Using Apache Iceberg tables with Amazon Redshift - Amazon Redshift

Using Apache Iceberg tables with Amazon Redshift

You can use Redshift Spectrum or Redshift Serverless to query Apache Iceberg tables cataloged in the AWS Glue Data Catalog. Apache Iceberg is an open-source table format for data lakes. For more information, see Apache Iceberg in the Apache Iceberg documentation.

Amazon Redshift provides transactional consistency for querying Apache Iceberg tables. You can manipulate the data in your tables using ACID (atomicity, consistency, isolation, durability) compliant services such as Amazon Athena and Amazon EMR while running queries using Amazon Redshift. Amazon Redshift can use the table statistics stored in Apache Iceberg metadata to optimize query plans and reduce file scans during query processing. With Amazon Redshift SQL, you can join Redshift tables with data lake tables.

To get started using Iceberg tables with Amazon Redshift:

  1. Create an Apache Iceberg table on an AWS Glue Data Catalog database using a compatible service such as Amazon Athena or Amazon EMR. To create an Iceberg table using Athena, see Using Apache Iceberg tables in the Amazon Athena User Guide.

  2. Create an Amazon Redshift cluster or Redshift Serverless workgroup with an associated IAM role that allows access to your data lake. For information on how to create clusters or workgroups, see Amazon Redshift provisioned clusters and Redshift Serverless in the Amazon Redshift Getting Started Guide.

  3. Connect to your cluster or workgroup using query editor v2 or a third-party SQL client. For information about how to connect using query editor v2, see Connecting to an Amazon Redshift database in the Amazon Redshift Management Guide.

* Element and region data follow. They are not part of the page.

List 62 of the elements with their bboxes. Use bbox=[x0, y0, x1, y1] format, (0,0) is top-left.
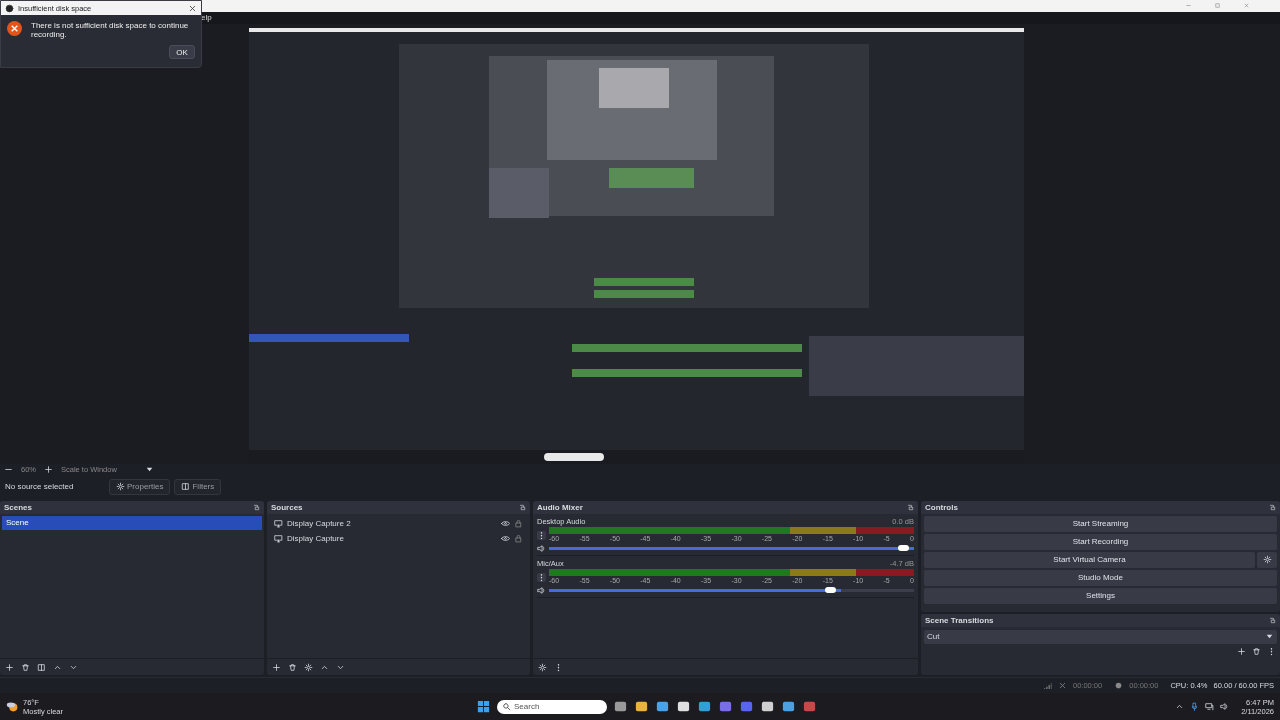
speaker-icon[interactable] bbox=[537, 585, 546, 595]
monitor-icon bbox=[274, 518, 283, 528]
more-icon[interactable] bbox=[537, 572, 546, 582]
transition-dropdown[interactable]: Cut bbox=[924, 629, 1277, 644]
settings-icon[interactable] bbox=[538, 662, 547, 672]
trash-icon[interactable] bbox=[1252, 646, 1261, 656]
panel-title: Audio Mixer bbox=[537, 502, 583, 512]
search-icon bbox=[502, 702, 511, 712]
undock-icon[interactable] bbox=[253, 503, 260, 511]
source-item[interactable]: Display Capture bbox=[287, 533, 497, 543]
filter-icon bbox=[181, 482, 191, 492]
eye-icon[interactable] bbox=[501, 533, 510, 543]
volume-slider[interactable] bbox=[549, 588, 914, 592]
error-icon bbox=[7, 21, 22, 36]
microphone-icon[interactable] bbox=[1190, 702, 1200, 712]
more-icon[interactable] bbox=[537, 530, 546, 540]
panel-title: Scenes bbox=[4, 502, 33, 512]
moon-cloud-icon[interactable] bbox=[6, 700, 19, 714]
speaker-icon[interactable] bbox=[1220, 702, 1230, 712]
source-item[interactable]: Display Capture 2 bbox=[287, 518, 497, 528]
panel-title: Controls bbox=[925, 502, 958, 512]
gear-icon bbox=[1262, 555, 1272, 565]
settings-icon[interactable] bbox=[304, 662, 313, 672]
network-icon[interactable] bbox=[1205, 702, 1215, 712]
control-button[interactable]: Start Virtual Camera bbox=[924, 551, 1255, 568]
start-icon[interactable] bbox=[476, 699, 491, 715]
zoom-in-icon[interactable] bbox=[44, 465, 53, 475]
search-field[interactable]: Search bbox=[514, 702, 584, 712]
dialog-message: There is not sufficient disk space to continue recording. bbox=[31, 21, 190, 39]
panel-title: Scene Transitions bbox=[925, 615, 994, 625]
control-button[interactable]: Start Streaming bbox=[924, 515, 1277, 532]
record-icon bbox=[1114, 681, 1124, 691]
gear-icon bbox=[116, 482, 125, 492]
monitor-icon bbox=[274, 533, 283, 543]
close-icon[interactable] bbox=[188, 3, 197, 13]
control-button[interactable]: Settings bbox=[924, 587, 1277, 604]
app-logo-icon bbox=[5, 3, 14, 13]
panel-title: Sources bbox=[271, 502, 303, 512]
scene-item[interactable]: Scene bbox=[2, 515, 262, 530]
add-icon[interactable] bbox=[272, 662, 281, 672]
undock-icon[interactable] bbox=[907, 503, 914, 511]
eye-icon[interactable] bbox=[501, 518, 510, 528]
ok-button[interactable]: OK bbox=[169, 45, 195, 59]
filters-button[interactable]: Filters bbox=[174, 478, 222, 495]
settings-button[interactable] bbox=[1257, 551, 1277, 568]
control-button[interactable]: Start Recording bbox=[924, 533, 1277, 550]
add-icon[interactable] bbox=[1237, 646, 1246, 656]
search-bar[interactable]: Search bbox=[497, 699, 607, 714]
speaker-icon[interactable] bbox=[537, 543, 546, 553]
undock-icon[interactable] bbox=[1269, 503, 1276, 511]
undock-icon[interactable] bbox=[1269, 616, 1276, 624]
undock-icon[interactable] bbox=[519, 503, 526, 511]
add-icon[interactable] bbox=[5, 662, 14, 672]
control-button[interactable]: Studio Mode bbox=[924, 569, 1277, 586]
trash-icon[interactable] bbox=[288, 662, 297, 672]
filter-icon[interactable] bbox=[37, 662, 46, 672]
selection-label: No source selected bbox=[5, 482, 75, 492]
lock-icon[interactable] bbox=[514, 533, 523, 543]
properties-button[interactable]: Properties bbox=[109, 478, 171, 495]
lock-icon[interactable] bbox=[514, 518, 523, 528]
trash-icon[interactable] bbox=[21, 662, 30, 672]
volume-slider[interactable] bbox=[549, 546, 914, 550]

  4. Create an external schema in your Amazon Redshift database for a specific Data Catalog database that includes your Iceberg tables. For information about creating an external schema, see Creating external schemas for Amazon Redshift Spectrum.

  5. Run SQL queries to access the Iceberg tables in the external schema you created.

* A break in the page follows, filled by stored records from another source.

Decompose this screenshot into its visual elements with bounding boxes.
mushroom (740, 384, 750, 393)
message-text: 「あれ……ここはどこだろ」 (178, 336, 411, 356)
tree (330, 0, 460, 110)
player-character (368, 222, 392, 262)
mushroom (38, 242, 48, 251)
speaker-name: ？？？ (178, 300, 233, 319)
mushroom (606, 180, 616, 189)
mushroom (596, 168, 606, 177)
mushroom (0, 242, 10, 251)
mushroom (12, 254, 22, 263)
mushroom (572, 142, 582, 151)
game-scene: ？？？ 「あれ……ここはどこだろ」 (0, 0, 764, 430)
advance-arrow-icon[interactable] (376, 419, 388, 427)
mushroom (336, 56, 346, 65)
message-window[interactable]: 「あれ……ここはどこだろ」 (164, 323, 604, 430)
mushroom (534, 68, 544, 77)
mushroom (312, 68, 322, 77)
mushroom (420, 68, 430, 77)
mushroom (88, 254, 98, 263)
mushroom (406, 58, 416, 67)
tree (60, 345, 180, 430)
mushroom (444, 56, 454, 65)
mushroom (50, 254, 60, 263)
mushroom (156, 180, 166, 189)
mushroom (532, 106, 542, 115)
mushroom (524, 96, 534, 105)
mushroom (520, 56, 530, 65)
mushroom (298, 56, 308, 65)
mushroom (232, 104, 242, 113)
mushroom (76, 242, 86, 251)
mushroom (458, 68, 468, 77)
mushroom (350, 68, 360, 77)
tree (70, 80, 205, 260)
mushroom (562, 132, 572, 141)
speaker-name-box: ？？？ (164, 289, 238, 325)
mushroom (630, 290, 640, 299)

Considerations when using Apache Iceberg tables with Amazon Redshift

Consider the following when using Amazon Redshift with Iceberg tables:

  • Iceberg version support – Amazon Redshift supports running queries against the following versions of Iceberg tables:

    • Version 1 defines how large analytic tables are managed using immutable data files.

    • Version 2 adds the ability to support row-level updates and deletes while keeping the existing data files unchanged, and handling table data changes using delete files.

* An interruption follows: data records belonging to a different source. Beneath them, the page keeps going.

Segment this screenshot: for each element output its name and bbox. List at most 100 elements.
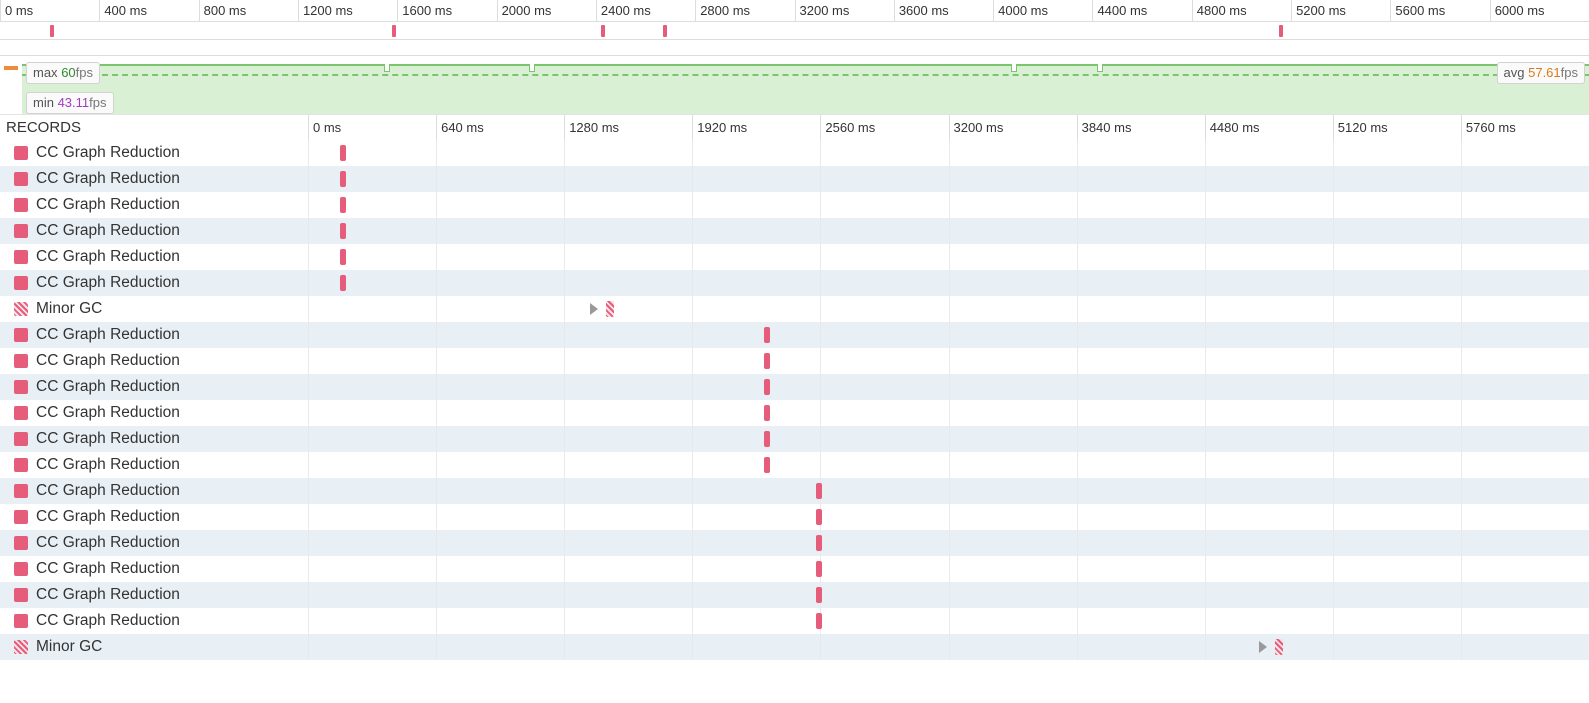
- waterfall-ruler-tick: 5760 ms: [1461, 115, 1516, 140]
- record-marker[interactable]: [340, 249, 346, 265]
- record-marker[interactable]: [816, 613, 822, 629]
- record-row[interactable]: CC Graph Reduction: [0, 218, 1589, 244]
- record-marker[interactable]: [764, 431, 770, 447]
- record-row[interactable]: CC Graph Reduction: [0, 322, 1589, 348]
- record-label: Minor GC: [36, 300, 102, 318]
- overview-ruler-tick: 1200 ms: [298, 0, 353, 21]
- waterfall-ruler[interactable]: 0 ms640 ms1280 ms1920 ms2560 ms3200 ms38…: [308, 115, 1589, 140]
- record-label: CC Graph Reduction: [36, 612, 180, 630]
- overview-ruler-tick: 2400 ms: [596, 0, 651, 21]
- record-timeline[interactable]: [308, 452, 1589, 478]
- record-row[interactable]: CC Graph Reduction: [0, 582, 1589, 608]
- record-label: CC Graph Reduction: [36, 144, 180, 162]
- record-marker[interactable]: [340, 223, 346, 239]
- record-row[interactable]: CC Graph Reduction: [0, 166, 1589, 192]
- record-row[interactable]: CC Graph Reduction: [0, 530, 1589, 556]
- record-marker[interactable]: [340, 197, 346, 213]
- record-label-cell: CC Graph Reduction: [0, 560, 308, 578]
- waterfall[interactable]: CC Graph ReductionCC Graph ReductionCC G…: [0, 140, 1589, 660]
- overview-marker-strip[interactable]: [0, 22, 1589, 40]
- record-row[interactable]: CC Graph Reduction: [0, 608, 1589, 634]
- overview-ruler-tick: 4400 ms: [1092, 0, 1147, 21]
- record-timeline[interactable]: [308, 140, 1589, 166]
- record-timeline[interactable]: [308, 530, 1589, 556]
- record-row[interactable]: CC Graph Reduction: [0, 426, 1589, 452]
- record-row[interactable]: Minor GC: [0, 296, 1589, 322]
- overview-ruler-tick: 0 ms: [0, 0, 33, 21]
- record-timeline[interactable]: [308, 478, 1589, 504]
- record-row[interactable]: CC Graph Reduction: [0, 374, 1589, 400]
- framerate-max-unit: fps: [76, 65, 93, 80]
- record-timeline[interactable]: [308, 322, 1589, 348]
- framerate-avg-badge: avg 57.61fps: [1497, 62, 1585, 84]
- record-timeline[interactable]: [308, 504, 1589, 530]
- record-row[interactable]: CC Graph Reduction: [0, 452, 1589, 478]
- overview-ruler-tick: 400 ms: [99, 0, 147, 21]
- overview-marker[interactable]: [601, 25, 605, 37]
- record-swatch-icon: [14, 380, 28, 394]
- record-timeline[interactable]: [308, 608, 1589, 634]
- record-marker[interactable]: [816, 561, 822, 577]
- record-timeline[interactable]: [308, 582, 1589, 608]
- waterfall-ruler-tick: 2560 ms: [820, 115, 875, 140]
- record-timeline[interactable]: [308, 166, 1589, 192]
- record-marker[interactable]: [816, 509, 822, 525]
- framerate-min-value: 43.11: [58, 95, 90, 110]
- record-marker[interactable]: [764, 379, 770, 395]
- expand-triangle-icon[interactable]: [590, 303, 598, 315]
- record-row[interactable]: CC Graph Reduction: [0, 348, 1589, 374]
- overview-ruler-tick: 6000 ms: [1490, 0, 1545, 21]
- record-marker[interactable]: [764, 405, 770, 421]
- overview-marker[interactable]: [1279, 25, 1283, 37]
- framerate-avg-line: [22, 74, 1589, 76]
- record-marker[interactable]: [606, 301, 614, 317]
- record-label: CC Graph Reduction: [36, 196, 180, 214]
- record-marker[interactable]: [340, 275, 346, 291]
- overview-marker[interactable]: [663, 25, 667, 37]
- record-row[interactable]: Minor GC: [0, 634, 1589, 660]
- record-marker[interactable]: [816, 483, 822, 499]
- record-timeline[interactable]: [308, 296, 1589, 322]
- record-row[interactable]: CC Graph Reduction: [0, 556, 1589, 582]
- record-row[interactable]: CC Graph Reduction: [0, 244, 1589, 270]
- record-label-cell: CC Graph Reduction: [0, 222, 308, 240]
- record-row[interactable]: CC Graph Reduction: [0, 140, 1589, 166]
- record-swatch-icon: [14, 172, 28, 186]
- record-marker[interactable]: [764, 457, 770, 473]
- framerate-chart[interactable]: max 60fps min 43.11fps avg 57.61fps: [0, 56, 1589, 114]
- record-timeline[interactable]: [308, 400, 1589, 426]
- record-marker[interactable]: [764, 327, 770, 343]
- record-swatch-icon: [14, 588, 28, 602]
- record-row[interactable]: CC Graph Reduction: [0, 504, 1589, 530]
- overview-ruler-tick: 3600 ms: [894, 0, 949, 21]
- record-timeline[interactable]: [308, 556, 1589, 582]
- record-marker[interactable]: [340, 145, 346, 161]
- record-timeline[interactable]: [308, 218, 1589, 244]
- record-timeline[interactable]: [308, 634, 1589, 660]
- record-row[interactable]: CC Graph Reduction: [0, 270, 1589, 296]
- record-label-cell: CC Graph Reduction: [0, 352, 308, 370]
- record-row[interactable]: CC Graph Reduction: [0, 400, 1589, 426]
- record-timeline[interactable]: [308, 192, 1589, 218]
- record-timeline[interactable]: [308, 270, 1589, 296]
- record-timeline[interactable]: [308, 244, 1589, 270]
- record-label-cell: Minor GC: [0, 300, 308, 318]
- record-marker[interactable]: [1275, 639, 1283, 655]
- record-row[interactable]: CC Graph Reduction: [0, 192, 1589, 218]
- record-marker[interactable]: [340, 171, 346, 187]
- record-marker[interactable]: [816, 535, 822, 551]
- record-marker[interactable]: [764, 353, 770, 369]
- framerate-min-unit: fps: [89, 95, 106, 110]
- overview-ruler-tick: 5600 ms: [1390, 0, 1445, 21]
- overview-marker[interactable]: [392, 25, 396, 37]
- record-timeline[interactable]: [308, 426, 1589, 452]
- record-timeline[interactable]: [308, 348, 1589, 374]
- overview-ruler-tick: 1600 ms: [397, 0, 452, 21]
- record-label: CC Graph Reduction: [36, 586, 180, 604]
- overview-marker[interactable]: [50, 25, 54, 37]
- expand-triangle-icon[interactable]: [1259, 641, 1267, 653]
- record-row[interactable]: CC Graph Reduction: [0, 478, 1589, 504]
- overview-ruler[interactable]: 0 ms400 ms800 ms1200 ms1600 ms2000 ms240…: [0, 0, 1589, 22]
- record-timeline[interactable]: [308, 374, 1589, 400]
- record-marker[interactable]: [816, 587, 822, 603]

    For the difference between version 1 and version 2 tables, see Format version changes in the Apache Iceberg documentation.

  • Queries only – Amazon Redshift supports read-only access to Apache Iceberg tables. It supports transactional consistent select queries. You can use a service like Amazon Athena to define and update the schema of Iceberg tables in the AWS Glue Data Catalog.

  • Adding partitions – You don't need to manually add partitions for your Apache Iceberg tables. New partitions in Apache Iceberg tables are automatically detected by Amazon Redshift and no manual operation is needed to update partitions in the table definition. Any changes in partition specification are also automatically applied to your queries without any user intervention.

  • Ingesting Iceberg data into Amazon Redshift – You can use INSERT INTO or CREATE TABLE AS commands to import data from your Iceberg table into a local Amazon Redshift table. You currently cannot use the COPY command to ingest the contents of an Apache Iceberg table into a local Amazon Redshift table.

  • Materialized views – You can create materialized views on Apache Iceberg tables like any other external table in Amazon Redshift. The same considerations for other data lake table formats apply to Apache Iceberg tables. Incremental updates, automatic refreshes, automatic query rewriting, and automatic MVs on data lake tables are currently not supported.

  • AWS Lake Formation fine-grained access control – Amazon Redshift supports AWS Lake Formation fine-grained access control on Apache Iceberg tables.

  • User-defined data handling parameters – Amazon Redshift supports user-defined data handling parameters on Apache Iceberg tables. You use user-defined data handling parameters on existing files to tailor the data being queried in external tables to avoid scan errors. These parameters provide capabilities to handle mismatches between the table schema and the actual data on files. You can use user-defined data handling parameters on Apache Iceberg tables as well.

  • Data sharing – Amazon Redshift data sharing currently doesn’t support data lake tables, including Apache Iceberg tables.

  • Time travel queries – Time travel queries are currently not supported with Apache Iceberg tables.

  • Pricing – When you access Iceberg tables from a cluster, you are charged Redshift Spectrum pricing. When you access Iceberg tables from a workgroup, you are charged Redshift Serverless pricing. For information about Redshift Spectrum and Redshift Serverless pricing, see Amazon Redshift pricing.